Starman Omnibus Volume 1
I’ve wanted to pick up Starman Omnibus Volume 1 for quite some time but there always seemed to be something else more deserving of my available funds. I finally had a chance when an Amazon gift card fell in my lap. Here’s the publisher’s blurb:
The classic super-hero series STARMAN, starring a Gen-X super-hero, is re-presented in high quality format by James Robinson (BATMAN: FACE THE FACE) and Tony Harris (EX MACHINA).
The super-heroic legacy of Starman is renewed in these stories, in which Jack Knight—antiques collector and dealer—inherits the name and powers of his father’s old Starman identity from his older brother, who has been assassinated. Reluctantly adjusting to his role, Jack reinvents the look of Starman, ditching the traditional red and green in favor of black leather and aviator goggles. But Jack has inherited more than a heroic identity from his brother . . . he’s also gained a foe: the beautiful but mentally unbalanced Nash, daughter of the villain known as the Mist. Jack also must come to grips with the Shade, the morally ambiguous former villain who decides to become Jack’s mentor.

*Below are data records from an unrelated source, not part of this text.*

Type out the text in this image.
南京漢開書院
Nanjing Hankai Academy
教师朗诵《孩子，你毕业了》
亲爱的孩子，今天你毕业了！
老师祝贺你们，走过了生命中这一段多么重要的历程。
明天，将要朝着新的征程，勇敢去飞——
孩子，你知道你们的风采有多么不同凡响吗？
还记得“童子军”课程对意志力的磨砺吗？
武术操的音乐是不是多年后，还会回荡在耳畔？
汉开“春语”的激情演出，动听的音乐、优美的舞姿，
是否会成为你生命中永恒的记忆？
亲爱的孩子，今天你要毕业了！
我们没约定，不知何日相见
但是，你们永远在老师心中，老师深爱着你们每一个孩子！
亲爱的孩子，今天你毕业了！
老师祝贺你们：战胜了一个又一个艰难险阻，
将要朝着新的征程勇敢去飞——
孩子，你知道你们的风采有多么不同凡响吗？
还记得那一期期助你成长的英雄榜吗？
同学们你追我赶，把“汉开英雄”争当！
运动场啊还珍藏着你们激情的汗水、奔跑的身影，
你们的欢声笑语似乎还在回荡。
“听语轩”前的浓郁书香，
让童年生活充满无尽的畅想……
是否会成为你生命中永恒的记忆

I vaguely remember collecting this series but that was a long time ago. Sitting down with all 448 pages and reading through has brought a new enlightenment for me about James Robinson. Simply put this is an extremely well crafted story about a reluctant hero who already has a life and doesn’t want to take on a new one. Story and character development are primary concerns of Robinson and they shine. This book isn’t about fighting crime and wearing a costume: it’s a look at what lies behind the facade of being a hero.
I am a huge Tony Harris fan and love to collect his original artwork when I can get it. That being said I don’t remember the art being so rough: this was Tony Harris on his first mainstream book. As you progress through the art develops and a cohesive style emerges.
The production design is well done: it’s an excellent overall package. Extras include a very long and detailed into from James Robinson: it’s a big rambling but provides insights. I’m looking forward to getting into volume 2.